Au moment où les nouveaux conseils municipaux prennent leurs marques, la direction des affaires juridiques (plus précisément la direction des achats de l’Etat et l’Agence française anticorruption) met à la disposition des acheteurs un guide pouvant être appréhendé comme « un outil essentiel à la professionnalisation et à la performance de l’achat public ».[1]

  • Sur la forme : un effort de dynamisme et de lisibilité

Sommaire dynamique, présentation synthétique des atteintes, tableaux reprenant les acteurs de l’achat sous le prisme de la prévention de la corruption, ou encore fiches récapitulatives, les rédacteurs ont fait un réel effort de présentation.

  • Sur le fond : un programme ambitieux

Les partenaires des deux directions ont pris le parti de rassembler tous les éléments de rappels factuels et juridiques en introduction : obligations législatives[2] s’imposant aux fonctionnaires, chiffres relatifs à la corruption, définition des infractions pénales. Si ce choix pourrait apeurer certains lecteurs, il a le mérite de matérialiser la réalité de la problématique. Il permet aussi d’évacuer ce cadre législatif et réglementaire lourd pour laisser place à un mode d’emploi de lutte contre la corruption.
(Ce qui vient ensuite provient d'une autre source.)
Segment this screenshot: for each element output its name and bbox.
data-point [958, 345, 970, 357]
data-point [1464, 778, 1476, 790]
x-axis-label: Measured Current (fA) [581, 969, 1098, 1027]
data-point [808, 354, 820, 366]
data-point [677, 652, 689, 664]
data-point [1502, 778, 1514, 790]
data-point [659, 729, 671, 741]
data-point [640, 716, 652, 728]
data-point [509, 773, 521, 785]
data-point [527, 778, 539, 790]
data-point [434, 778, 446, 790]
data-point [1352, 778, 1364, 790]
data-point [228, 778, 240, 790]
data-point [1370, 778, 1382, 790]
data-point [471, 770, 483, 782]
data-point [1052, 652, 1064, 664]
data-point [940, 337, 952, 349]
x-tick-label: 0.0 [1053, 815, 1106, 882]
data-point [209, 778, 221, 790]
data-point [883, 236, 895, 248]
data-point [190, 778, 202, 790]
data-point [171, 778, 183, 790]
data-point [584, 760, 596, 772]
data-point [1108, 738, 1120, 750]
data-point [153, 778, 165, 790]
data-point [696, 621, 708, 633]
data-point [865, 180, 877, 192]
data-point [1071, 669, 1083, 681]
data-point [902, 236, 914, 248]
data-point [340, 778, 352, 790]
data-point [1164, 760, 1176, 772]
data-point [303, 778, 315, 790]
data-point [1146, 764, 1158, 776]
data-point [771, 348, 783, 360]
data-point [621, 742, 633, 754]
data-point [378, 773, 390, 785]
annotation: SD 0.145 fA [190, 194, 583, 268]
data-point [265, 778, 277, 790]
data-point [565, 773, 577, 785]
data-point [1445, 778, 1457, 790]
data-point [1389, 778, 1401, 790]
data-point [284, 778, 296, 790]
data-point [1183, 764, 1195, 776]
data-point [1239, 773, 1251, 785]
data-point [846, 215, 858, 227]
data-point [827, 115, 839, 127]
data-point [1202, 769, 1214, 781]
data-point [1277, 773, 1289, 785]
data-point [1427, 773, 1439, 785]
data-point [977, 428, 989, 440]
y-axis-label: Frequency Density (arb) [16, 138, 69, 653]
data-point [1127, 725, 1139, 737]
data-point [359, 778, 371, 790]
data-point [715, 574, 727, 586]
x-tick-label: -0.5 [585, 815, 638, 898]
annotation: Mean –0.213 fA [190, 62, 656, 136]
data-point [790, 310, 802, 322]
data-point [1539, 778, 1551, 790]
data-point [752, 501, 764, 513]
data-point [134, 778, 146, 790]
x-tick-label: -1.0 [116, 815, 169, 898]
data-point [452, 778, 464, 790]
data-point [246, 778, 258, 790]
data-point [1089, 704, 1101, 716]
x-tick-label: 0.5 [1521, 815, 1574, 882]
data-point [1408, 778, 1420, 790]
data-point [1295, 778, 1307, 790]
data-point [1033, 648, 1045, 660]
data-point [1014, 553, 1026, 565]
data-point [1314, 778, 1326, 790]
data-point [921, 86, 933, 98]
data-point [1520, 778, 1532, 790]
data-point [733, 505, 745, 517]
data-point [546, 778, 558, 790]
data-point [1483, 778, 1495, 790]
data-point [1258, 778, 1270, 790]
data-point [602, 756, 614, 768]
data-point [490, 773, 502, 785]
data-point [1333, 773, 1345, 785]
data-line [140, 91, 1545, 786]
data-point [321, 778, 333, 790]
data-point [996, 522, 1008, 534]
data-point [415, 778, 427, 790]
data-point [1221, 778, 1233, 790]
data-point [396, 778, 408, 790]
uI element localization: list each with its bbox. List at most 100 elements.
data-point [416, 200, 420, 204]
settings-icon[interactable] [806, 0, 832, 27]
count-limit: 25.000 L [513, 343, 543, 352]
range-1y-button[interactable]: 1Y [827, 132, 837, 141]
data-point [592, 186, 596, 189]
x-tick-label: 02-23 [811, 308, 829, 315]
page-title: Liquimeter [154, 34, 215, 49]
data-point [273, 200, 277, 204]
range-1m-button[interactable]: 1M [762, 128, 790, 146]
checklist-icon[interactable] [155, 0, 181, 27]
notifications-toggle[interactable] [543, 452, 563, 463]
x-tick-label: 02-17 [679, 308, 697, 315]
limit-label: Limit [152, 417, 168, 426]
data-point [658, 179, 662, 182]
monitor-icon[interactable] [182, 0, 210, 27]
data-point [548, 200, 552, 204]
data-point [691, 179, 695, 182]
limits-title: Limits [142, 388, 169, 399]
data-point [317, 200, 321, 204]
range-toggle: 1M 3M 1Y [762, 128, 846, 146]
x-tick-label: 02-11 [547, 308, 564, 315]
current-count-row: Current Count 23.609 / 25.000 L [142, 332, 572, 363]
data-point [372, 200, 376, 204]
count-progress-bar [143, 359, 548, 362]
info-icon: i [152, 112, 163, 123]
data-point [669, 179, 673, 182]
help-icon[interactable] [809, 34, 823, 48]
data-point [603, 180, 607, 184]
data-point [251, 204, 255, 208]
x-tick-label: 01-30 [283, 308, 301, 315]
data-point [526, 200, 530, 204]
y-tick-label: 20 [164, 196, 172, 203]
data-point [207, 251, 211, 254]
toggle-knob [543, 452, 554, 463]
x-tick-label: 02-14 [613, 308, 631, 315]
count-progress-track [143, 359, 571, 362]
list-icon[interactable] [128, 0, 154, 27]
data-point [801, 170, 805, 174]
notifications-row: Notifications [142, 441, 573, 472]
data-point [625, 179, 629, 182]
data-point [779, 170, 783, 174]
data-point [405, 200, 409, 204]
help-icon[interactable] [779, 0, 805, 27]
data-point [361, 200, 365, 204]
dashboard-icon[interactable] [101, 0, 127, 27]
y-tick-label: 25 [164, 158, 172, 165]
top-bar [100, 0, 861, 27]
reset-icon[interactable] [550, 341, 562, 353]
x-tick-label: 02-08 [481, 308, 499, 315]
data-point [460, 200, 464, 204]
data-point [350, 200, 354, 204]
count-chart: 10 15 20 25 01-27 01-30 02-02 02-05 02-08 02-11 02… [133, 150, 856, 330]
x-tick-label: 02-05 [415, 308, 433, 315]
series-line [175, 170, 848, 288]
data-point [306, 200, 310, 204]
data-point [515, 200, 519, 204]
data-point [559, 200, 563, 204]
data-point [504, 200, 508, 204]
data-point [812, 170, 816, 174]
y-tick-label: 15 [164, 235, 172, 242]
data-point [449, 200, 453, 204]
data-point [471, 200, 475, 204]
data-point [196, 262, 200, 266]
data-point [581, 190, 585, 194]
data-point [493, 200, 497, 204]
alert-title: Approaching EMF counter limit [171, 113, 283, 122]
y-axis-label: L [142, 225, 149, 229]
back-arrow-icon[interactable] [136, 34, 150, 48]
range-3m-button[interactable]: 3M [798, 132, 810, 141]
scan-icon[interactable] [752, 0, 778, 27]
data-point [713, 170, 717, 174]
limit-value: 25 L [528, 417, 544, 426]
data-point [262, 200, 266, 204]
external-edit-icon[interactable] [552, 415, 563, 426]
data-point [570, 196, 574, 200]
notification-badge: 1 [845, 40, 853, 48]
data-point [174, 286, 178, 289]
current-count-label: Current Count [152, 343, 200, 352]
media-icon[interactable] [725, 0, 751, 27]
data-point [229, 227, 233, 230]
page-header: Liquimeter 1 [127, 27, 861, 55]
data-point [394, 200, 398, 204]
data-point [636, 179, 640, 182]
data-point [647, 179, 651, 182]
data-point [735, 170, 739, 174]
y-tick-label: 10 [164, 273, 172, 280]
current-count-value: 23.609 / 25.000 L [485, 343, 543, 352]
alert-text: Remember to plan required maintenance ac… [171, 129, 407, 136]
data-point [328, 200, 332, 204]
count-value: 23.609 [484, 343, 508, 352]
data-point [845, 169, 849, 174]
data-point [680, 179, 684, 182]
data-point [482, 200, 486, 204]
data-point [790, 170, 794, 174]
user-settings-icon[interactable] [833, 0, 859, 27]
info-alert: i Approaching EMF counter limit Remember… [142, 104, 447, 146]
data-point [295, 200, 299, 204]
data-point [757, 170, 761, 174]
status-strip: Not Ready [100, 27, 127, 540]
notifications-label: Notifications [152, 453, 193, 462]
Celui-ci est organiser en cinq chapitres. 

  • Chapitre 1 : Un préalable : bien organiser les achats
  • Chapitre 2 : Les fondements d’une démarche anticorruption
  • Chapitre 3 : Prévenir
  • Chapitre 4 : Détecter
  • Chapitre 5 : Déployer un programme anticorruption

Ambitieux et précis, le guide livre diverses formes d’exemples et « connecte » les diverses actions de la commande publique avec les mécanismes de prévention de la corruption. En ce sens, dans le chapitre « Prévenir », la DAJ révèle l’importance de renforcer la collégialité du sourcing notamment à travers la mise en place de binôme acheteur / prescripteur. L’adaptation des modalités de passation des commandes et de vérification du service fait (par des audits) au stade de l’exécution du marché pour les tiers jugés à risque constitue une autre illustration concrète des conséquences à tirer de l’évaluation.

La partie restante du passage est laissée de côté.